Panicos Nicolaou: “We are well on track to achieve our 2023 targets”
11:47 - 09 August 2023
Bank of Cyprus (BoC) is well on track to achieve its 2023 targets, delivering a strong financial and operational performance on the back of continuing interest rate rises, the banks CEO Panicos Nicolaou said in a statement following the announcement of the bank’s first half results.
“In the first half of 2023 we delivered a strong financial and operational performance, on the back of continuing interest rate rises, improving efficiency and a broadly stable cost of risk, generating a profit after tax of €220m, equivalent to a ROTE (return on tangible equity) of 24.0%,” said Nicolaou.
“This performance demonstrates that we are well on track to achieve our 2023 targets presented during our inaugural investor update event in June 2023,” he added.
BoC’s total income amounted to €511m, of which €358m relates to net interest income, more than double last year’s level, a reflection of the higher interest rate environment supported by continued low deposit pass-through levels, said Nicolaou.
“Our tight cost management is proving successful despite persistent inflationary pressures with total operating expenses reduced by 2% y-o-y and our cost to income ratio (excluding levies and contributions) at 32%,” he continued. “Our cost of risk remained broadly stable y-o-y at 48 bps, underpinned by a low NPE ratio of 3.6% and an improved level of coverage of 78% as at 30 June 2023. We have a highly liquid balance sheet and are therefore benefitting significantly from higher rates; over one third of our assets are cash balances with central banks while our deposit base grew modestly by 4% y-o-y to €19.2b.”

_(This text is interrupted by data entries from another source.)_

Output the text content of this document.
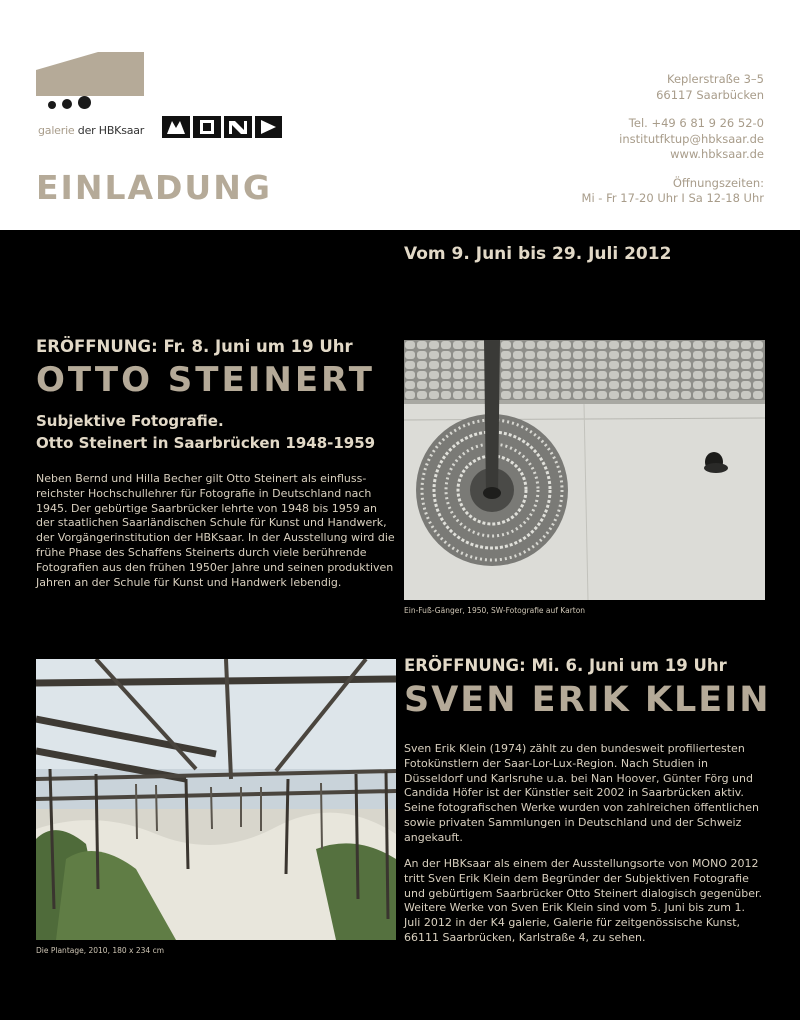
galerie der HBKsaar
EINLADUNG
Keplerstraße 3–5
66117 Saarbücken
Tel. +49 6 81 9 26 52-0
institutfktup@hbksaar.de
www.hbksaar.de
Öffnungszeiten:
Mi - Fr 17-20 Uhr I Sa 12-18 Uhr
Vom 9. Juni bis 29. Juli 2012
ERÖFFNUNG: Fr. 8. Juni um 19 Uhr
OTTO STEINERT
Subjektive Fotografie.
Otto Steinert in Saarbrücken 1948-1959
Neben Bernd und Hilla Becher gilt Otto Steinert als einflussreichster Hochschullehrer für Fotografie in Deutschland nach 1945. Der gebürtige Saarbrücker lehrte von 1948 bis 1959 an der staatlichen Saarländischen Schule für Kunst und Handwerk, der Vorgängerinstitution der HBKsaar. In der Ausstellung wird die frühe Phase des Schaffens Steinerts durch viele berührende Fotografien aus den frühen 1950er Jahre und seinen produktiven Jahren an der Schule für Kunst und Handwerk lebendig.
Ein-Fuß-Gänger, 1950, SW-Fotografie auf Karton
Die Plantage, 2010, 180 x 234 cm
ERÖFFNUNG: Mi. 6. Juni um 19 Uhr
SVEN ERIK KLEIN
Sven Erik Klein (1974) zählt zu den bundesweit profiliertesten Fotokünstlern der Saar-Lor-Lux-Region. Nach Studien in Düsseldorf und Karlsruhe u.a. bei Nan Hoover, Günter Förg und Candida Höfer ist der Künstler seit 2002 in Saarbrücken aktiv. Seine fotografischen Werke wurden von zahlreichen öffentlichen sowie privaten Sammlungen in Deutschland und der Schweiz angekauft.
An der HBKsaar als einem der Ausstellungsorte von MONO 2012 tritt Sven Erik Klein dem Begründer der Subjektiven Fotografie und gebürtigem Saarbrücker Otto Steinert dialogisch gegenüber. Weitere Werke von Sven Erik Klein sind vom 5. Juni bis zum 1. Juli 2012 in der K4 galerie, Galerie für zeitgenössische Kunst, 66111 Saarbrücken, Karlstraße 4, zu sehen.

Despite uncertainty in the global and European economic outlook, the Cypriot economy remains robust with strong economic growth of 3.4% in 1Q2023, the second highest in the Eurozone. As the largest financial group in Cyprus, BoC continued to support the economy by extending €1.1b of new loans in the first half of the year, while maintaining strict lending criteria, Nicolaou said.
“Our performing loan book remained broadly flat q-o-q and y-o-y at €9.9b, as ongoing repayments offset new lending,” he said. “Our capital position remains robust and comfortably in excess of our regulatory requirements, with approximately 220 bps of organically generated capital in 1H2023. We ended the first half with a CET1 ratio of 16.0% and a Total Capital ratio of 21.1%.”
Recently the Group made a successful return to capital markets with the refinancing of the €220m AT1 Capital securities in June 2023 and the issuance of €350m MREL-eligible senior preferred notes in July 2023.
“In this respect, the Group is now already in full compliance with its 2025 MREL requirements,” Nicolaou said.
Finally, the bank’s CEO reiterated how in June 2023, BoC made its first dividend payment for 12 years, “marking the Group’s transformation into a strong, diversified, well-capitalised and sustainably profitable banking and financial services organisation”.
The Group’s strong financial performance is progressing well, he said, in line with its targets, and lays the foundations for shareholder value creation and sustainable returns.